Le vert n’occupe pas tout le cadre, il y est installé mais il frôle trois de
ses bords en évitant de les atteindre. De cette manière la peinture
apparaît comme entité singulière. Car le carré, c’est la demeure du
vert. Et c’est depuis sa demeure que le vert prend son essor, c’est
depuis le lieu où il a été posé et qu’il a presque totalement recouvert,
où il capte la lumière et la fait circuler. C’est depuis cette demeure qu’il
laisse vide par endroits et dont il déborde par d’autres que la peinture
se rend visible, et c’est de cette façon que Stéphane Bordarier la
propose au regard. Le carré de toile est son origine exacte, ce qui lui
donne un espace propre dans le monde visible, l’un et l’autre sont
deux entités distinctes et toutefois inséparables.
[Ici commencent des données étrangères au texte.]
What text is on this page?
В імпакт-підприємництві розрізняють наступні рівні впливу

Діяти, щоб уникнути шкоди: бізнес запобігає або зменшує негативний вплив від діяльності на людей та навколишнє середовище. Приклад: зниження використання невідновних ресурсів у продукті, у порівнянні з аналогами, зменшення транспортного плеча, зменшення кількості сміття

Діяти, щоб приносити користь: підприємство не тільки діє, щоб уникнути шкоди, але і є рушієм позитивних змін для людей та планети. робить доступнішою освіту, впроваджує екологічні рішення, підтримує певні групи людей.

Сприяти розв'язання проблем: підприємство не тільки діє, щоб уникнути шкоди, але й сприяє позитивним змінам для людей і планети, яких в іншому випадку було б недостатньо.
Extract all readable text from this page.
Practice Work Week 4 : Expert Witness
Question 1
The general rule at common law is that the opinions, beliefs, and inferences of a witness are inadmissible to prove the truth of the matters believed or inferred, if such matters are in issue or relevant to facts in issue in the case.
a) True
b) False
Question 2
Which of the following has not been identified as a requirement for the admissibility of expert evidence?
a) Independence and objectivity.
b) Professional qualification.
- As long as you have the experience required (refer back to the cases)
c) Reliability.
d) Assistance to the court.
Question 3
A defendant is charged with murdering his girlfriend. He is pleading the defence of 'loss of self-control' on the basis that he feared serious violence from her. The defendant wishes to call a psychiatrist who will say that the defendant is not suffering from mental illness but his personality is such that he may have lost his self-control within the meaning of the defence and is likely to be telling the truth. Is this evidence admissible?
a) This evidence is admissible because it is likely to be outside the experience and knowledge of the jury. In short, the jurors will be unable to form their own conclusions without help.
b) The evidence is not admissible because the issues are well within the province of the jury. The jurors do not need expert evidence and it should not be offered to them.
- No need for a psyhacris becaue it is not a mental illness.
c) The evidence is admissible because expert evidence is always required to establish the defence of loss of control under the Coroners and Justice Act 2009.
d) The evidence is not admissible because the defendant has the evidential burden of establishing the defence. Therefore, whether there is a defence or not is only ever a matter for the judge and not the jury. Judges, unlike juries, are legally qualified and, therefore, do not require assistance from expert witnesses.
Ce que l’on voit c’est
un tableau composé d’une forme peinte et du lieu encore visible car
distinct de cette naissance, un couple, une dualité.
Bien sûr, ce n’est pas un monochrome non plus. Un monochrome est le
résultat visible et ciblé d’une intention : celle de consacrer une toile à
une couleur. Ici, c’est d’autre chose qu’il est question ; la couleur en
elle-même n’est pas le but et du reste, ce vert, ici, n’est pas d’une
singularité chromatique telle qu’il pourrait constituer en tant que tel un
fait spectaculaire. C’est un vert dense, à l’aspect brut surgi du mélange
réalisé à même la toile des pigments fondamentaux, jaune et bleu
mêlés à la colle de peau encore fraîche qui sert à enduire la toile.
Dans le rapport sous lequel ils se présentent, la toile et la pâte verte
donnent l’impression d’avoir atteint un équilibre, une sorte de moment
suspendu composé par eux seuls, qui nous propulse aussitôt ailleurs,
vers un espace indéfini, au delà des formes. Quelque chose que l’on
pourrait décrire ainsi : comme une sensation d’image sans l’image,
une sensation pure du visible, et pour cela sans image.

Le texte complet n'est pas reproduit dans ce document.